A faster way to flag bacteria-tainted food and prevent illness
The regular appearance of food poisoning in the news, including a recent event that led to the recall of more than 33,000 pounds of chicken, drives home the need for better bacterial detection long before meats and produce make it to the dinner table. On the horizon is a new approach for pathogen screening that is far faster than current commercial methods. Scientists are reporting the technique in the ACS journal Analytical Chemistry.
Sibani Lisa Biswal and colleagues note that Salmonella is one of the pathogens most commonly associated with foodborne illness, which can cause fever, diarrhea and abdominal cramps. An estimated one in six Americans suffer from food poisoning every year, according to the Centers for Disease Control and Prevention. Many end up in the hospital, and about 3,000 people die annually. Conventional methods to detect harmful bacteria in food are reliable and inexpensive, but they can be complicated, time consuming and thus allow contamination to go undetected. Biswal's team set out to develop a faster method to catch unwanted microbes before they can make people sick.

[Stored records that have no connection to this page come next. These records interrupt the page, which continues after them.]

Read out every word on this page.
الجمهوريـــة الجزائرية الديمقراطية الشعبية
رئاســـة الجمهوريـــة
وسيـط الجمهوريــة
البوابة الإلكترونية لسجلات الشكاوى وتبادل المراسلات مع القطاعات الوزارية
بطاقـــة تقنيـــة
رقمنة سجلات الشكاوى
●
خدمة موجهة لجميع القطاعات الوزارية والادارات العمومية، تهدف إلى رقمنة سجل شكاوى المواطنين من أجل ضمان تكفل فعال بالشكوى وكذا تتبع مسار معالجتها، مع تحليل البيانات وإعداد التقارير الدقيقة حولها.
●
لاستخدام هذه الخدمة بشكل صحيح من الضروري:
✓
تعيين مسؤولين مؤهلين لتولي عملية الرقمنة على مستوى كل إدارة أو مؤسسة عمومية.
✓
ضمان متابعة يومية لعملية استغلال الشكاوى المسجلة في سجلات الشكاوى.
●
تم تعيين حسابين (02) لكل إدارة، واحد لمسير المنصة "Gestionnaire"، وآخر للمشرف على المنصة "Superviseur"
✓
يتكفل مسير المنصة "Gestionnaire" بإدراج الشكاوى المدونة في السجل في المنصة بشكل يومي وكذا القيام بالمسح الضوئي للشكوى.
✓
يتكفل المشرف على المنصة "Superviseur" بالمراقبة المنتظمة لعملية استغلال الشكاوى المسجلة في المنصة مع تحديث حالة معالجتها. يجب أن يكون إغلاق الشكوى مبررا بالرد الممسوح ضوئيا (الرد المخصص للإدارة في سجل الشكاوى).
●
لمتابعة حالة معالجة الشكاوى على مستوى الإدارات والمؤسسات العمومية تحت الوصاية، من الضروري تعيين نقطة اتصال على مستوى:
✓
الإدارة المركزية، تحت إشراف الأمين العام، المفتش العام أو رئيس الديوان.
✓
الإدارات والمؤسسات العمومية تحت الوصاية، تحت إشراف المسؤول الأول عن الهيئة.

They used an array of tiny "nanomechanical cantilevers," anchored at one end, kind of like little diving boards. The cantilevers have peptides attached to them that bind to Salmonella. When the bacteria bind to the peptides, the cantilever arm bends, creating a signal. The screening system rapidly distinguished Salmonella from other types of bacteria in a sample. One of the peptides was even more specific than an antibody, which is considered the gold standard. That peptide could tell eight different types of Salmonella apart from each other. The researchers stated that the technique could be applied to other common food pathogens.
We report the use of an array of microcantilevers to measure the specific binding of Salmonella to peptides derived from phage display libraries. Selectivity of these phage-derived peptides for Salmonella spp. and other pathogens (Listeria monocytogenes and Escherichia coli) are compared with a commercially available anti-Salmonella antibody and the antimicrobial peptide alamethicin. A Langmuir isotherm model was applied to determine the binding affinity constants of the peptides to the pathogens. One particular peptide, MSal 020417, demonstrated a higher binding affinity to Salmonella spp. than the commercially available antibody and is able to distinguish among eight Salmonella serovars on a microcantilever. A multiplexed screening system to quickly determine the binding affinities of various peptides to a particular pathogen highly improves the efficiency of the peptide screening process. Combined with phage-derived peptides, this microcantilever-based technique provides a novel biosensor to rapidly and accurately detect pathogens and holds potential to be further developed as a screening method to identify pathogen-specific recognition elements.